Combined transcranial direct current stimulation and robotic upper limb therapy improves upper limb function in an adult with cerebral palsy
School of Medical and Health Sciences
BACKGROUND: Robotic therapy can improve upper limb function in hemiparesis. Excitatory transcranial direct current stimulation (tDCS) can prime brain motor circuits before therapy.

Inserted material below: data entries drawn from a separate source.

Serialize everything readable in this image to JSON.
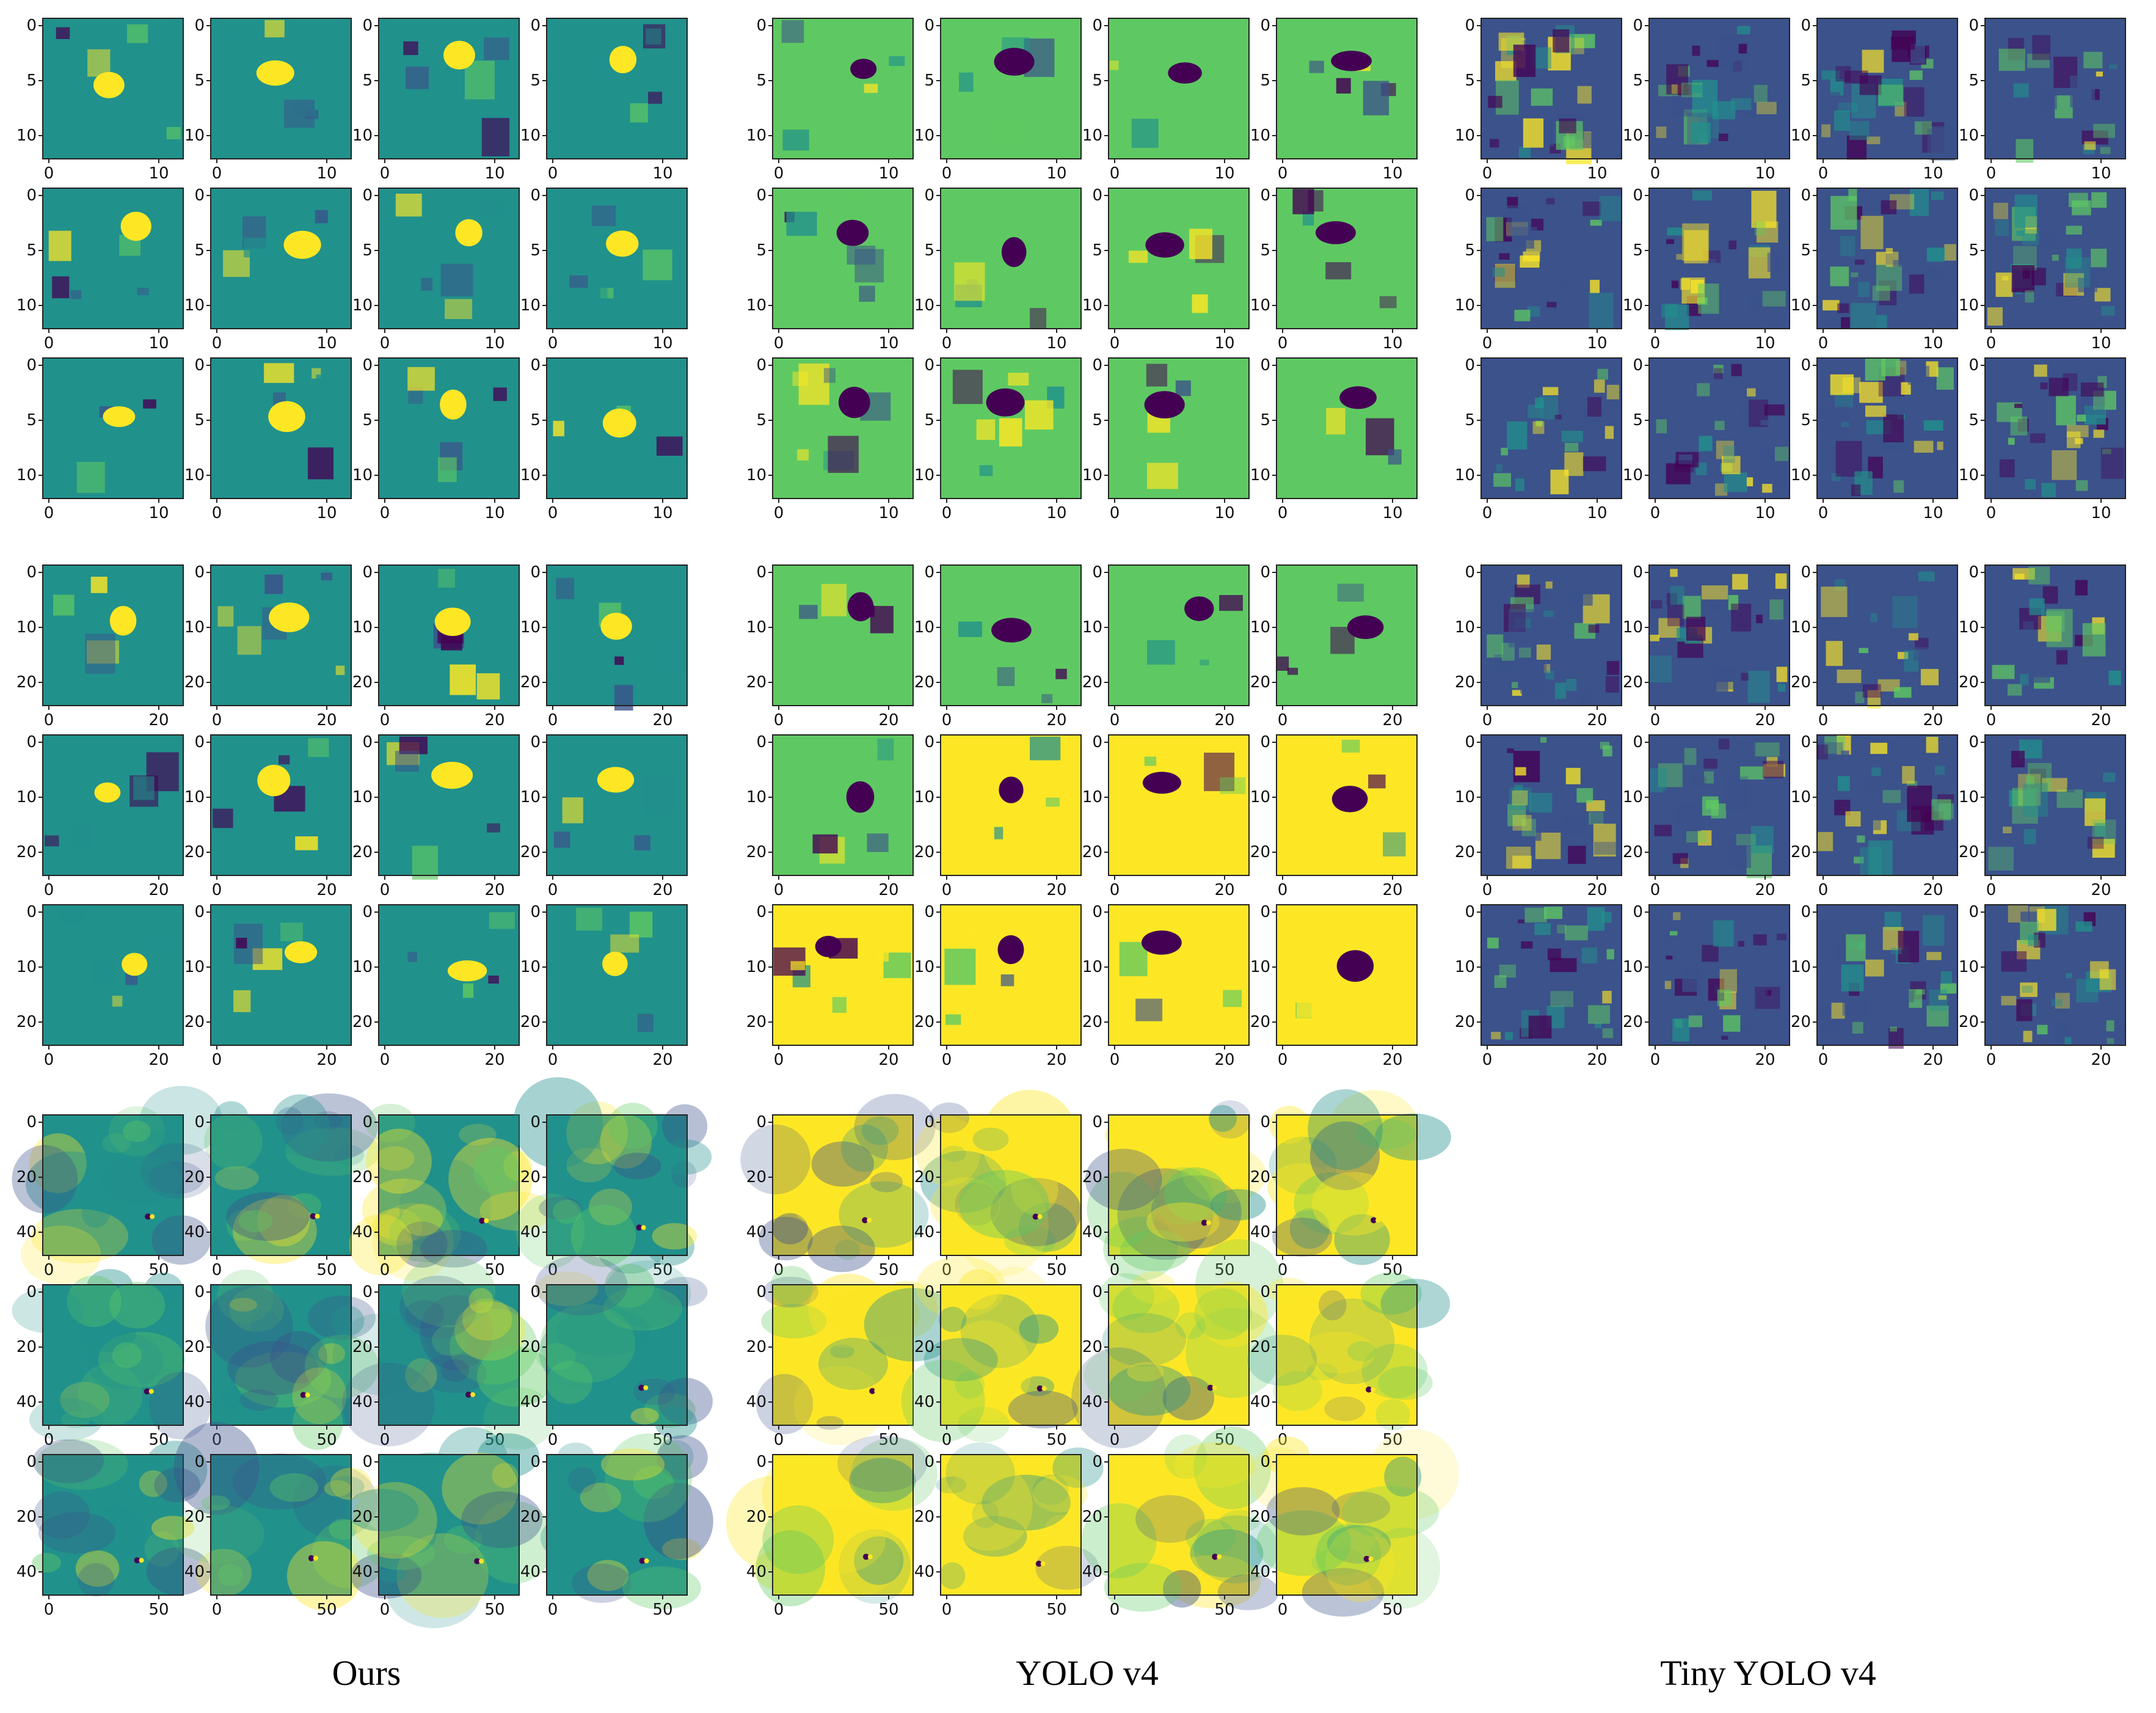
{
  "figure": {
    "captions": [
      "Ours",
      "YOLO v4",
      "Tiny YOLO v4"
    ],
    "colormap": [
      "#440154",
      "#3b528b",
      "#21918c",
      "#5ec962",
      "#fde725"
    ],
    "models": [
      {
        "name": "Ours",
        "scales": [
          {
            "size": 13,
            "ticks_y": [
              "0",
              "5",
              "10"
            ],
            "ticks_x": [
              "0",
              "10"
            ],
            "pattern": "blob",
            "rows": 3
          },
          {
            "size": 26,
            "ticks_y": [
              "0",
              "10",
              "20"
            ],
            "ticks_x": [
              "0",
              "20"
            ],
            "pattern": "blob",
            "rows": 3
          },
          {
            "size": 52,
            "ticks_y": [
              "0",
              "20",
              "40"
            ],
            "ticks_x": [
              "0",
              "50"
            ],
            "pattern": "texture",
            "rows": 3
          }
        ]
      },
      {
        "name": "YOLO v4",
        "scales": [
          {
            "size": 13,
            "ticks_y": [
              "0",
              "5",
              "10"
            ],
            "ticks_x": [
              "0",
              "10"
            ],
            "pattern": "blob",
            "rows": 3
          },
          {
            "size": 26,
            "ticks_y": [
              "0",
              "10",
              "20"
            ],
            "ticks_x": [
              "0",
              "20"
            ],
            "pattern": "blob",
            "rows": 3
          },
          {
            "size": 52,
            "ticks_y": [
              "0",
              "20",
              "40"
            ],
            "ticks_x": [
              "0",
              "50"
            ],
            "pattern": "texture",
            "rows": 3
          }
        ]
      },
      {
        "name": "Tiny YOLO v4",
        "scales": [
          {
            "size": 13,
            "ticks_y": [
              "0",
              "5",
              "10"
            ],
            "ticks_x": [
              "0",
              "10"
            ],
            "pattern": "noisy",
            "rows": 3
          },
          {
            "size": 26,
            "ticks_y": [
              "0",
              "10",
              "20"
            ],
            "ticks_x": [
              "0",
              "20"
            ],
            "pattern": "noisy",
            "rows": 3
          }
        ]
      }
    ]
  }
}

OBJECTIVE: We tested safety and efficacy of tDCS plus robotic therapy in an adult with unilateral spastic cerebral palsy (USCP).
METHODS: In each of 36 sessions, anodal tDCS (2 mA, 20 min) was applied over the motor map of the affected hand. Immediately after tDCS, the participant completed robotic therapy, using the shoulder, elbow, and wrist (MIT Manus). The participant sat in a padded chair with affected arm abducted, forearm supported, and hand grasping the robot handle. The participant controlled the robot arm with his affected arm to move a cursor from the center of a circle to each of eight targets (960 movements). Motor function was tested before, after, and six months after therapy with the Wolf Motor Function Test (WMFT) and Fugl-Meyer (FM).
RESULTS: Reaching accuracy on the robot task improved significantly after therapy. The WMFT and FM improved clinically meaningful amounts after therapy. The motor map of the affected hand expanded after therapy. Improvements were maintained six months after therapy.
CONCLUSIONS: Combined tDCS and robotics safely improved upper limb function in an adult with USCP.